Until last October, when scholars identified the ossuary or bone box of "James, son of Joseph, brother of Jesus," there were two finds taken to confirm the existence of people we encounter in the New Testament. The first came in 1962 when Italian archaeologists uncovered the ruins of a Roman theater along the Mediterranean shore. An inscription announced the building of a public structure in honor of emperor Tiberius—under the direction of Pontius Pilate. Pilate clearly wanted Romans—and that included the emperor—to recognize him as the patron of this monument.

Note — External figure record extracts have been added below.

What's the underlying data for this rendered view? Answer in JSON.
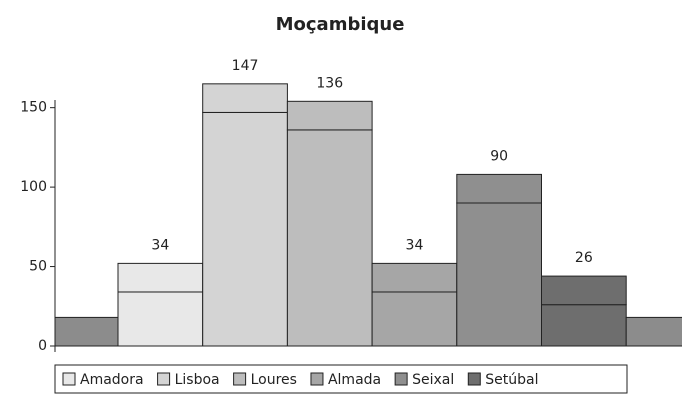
{
  "chart_data": {
    "type": "stacked_bar",
    "title": "Moçambique",
    "categories": [
      null,
      "Amadora",
      "Lisboa",
      "Loures",
      "Almada",
      "Seixal",
      "Setúbal",
      null
    ],
    "colors": [
      "#8c8c8c",
      "#e8e8e8",
      "#d4d4d4",
      "#bdbdbd",
      "#a6a6a6",
      "#8f8f8f",
      "#6e6e6e",
      "#8c8c8c"
    ],
    "series": [
      {
        "values": [
          18,
          34,
          147,
          136,
          34,
          90,
          26,
          18
        ]
      },
      {
        "values": [
          null,
          18,
          18,
          18,
          18,
          18,
          18,
          null
        ]
      }
    ],
    "ylim": [
      0,
      180
    ],
    "yticks": [
      0,
      50,
      100,
      150
    ],
    "legend": "bottom"
  }
}
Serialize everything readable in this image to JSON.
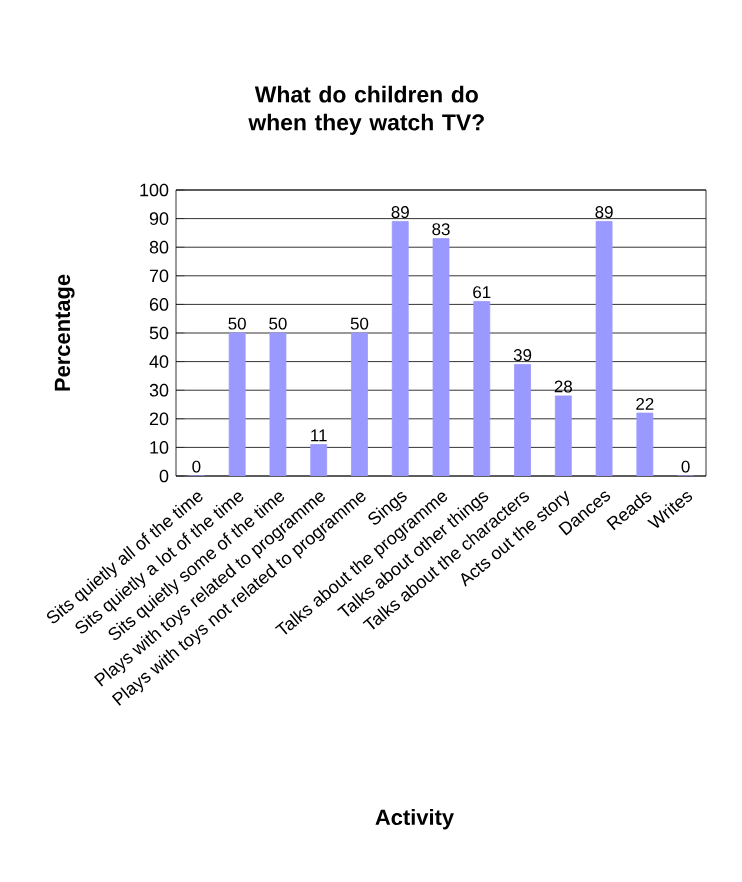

Then, in November 1990, Jewish construction workers discovered a burial cave south of Jerusalem containing an ossuary with the name Yehosef bar Caiaphas crudely scratched in Aramaic. Scholars confirmed this Caiaphas was the high priest who figured so prominently in Jesus' trial in the Gospels. The ossuary's unusually lavish decoration is what one would expect of a man who had acquired significant personal wealth as the Jews' principal religious leader.

Even if Christians can't point to hard evidence supporting the actual existence of most people named in the New Testament, the world described in its pages matches the ruins archaeologists have discovered—though sometimes those discoveries have revised our assumptions about Scripture. Sepphoris, just a four-mile hike from Nazareth, boasted a Roman-style theater, a massive underground aqueduct, and a Dionysiac mosaic. Nazareth, then, was no remote town on the edge of civilization, but it sat in the shadow of a thriving city. According to the historian Josephus, Herod Antipas (4 B.C. - 39 A.D.), whose trial of Jesus is recorded in Luke 23, built Sepphoris, as well as his capital of Tiberius along the western shore of the Sea of Galilee. And his father, Herod the Great, ruler at the time of Christ's birth, raised even greater architectural wonders, including the Second Temple upgrade that Jesus knew during his ministry—the remains of which we know as the "Western Wall."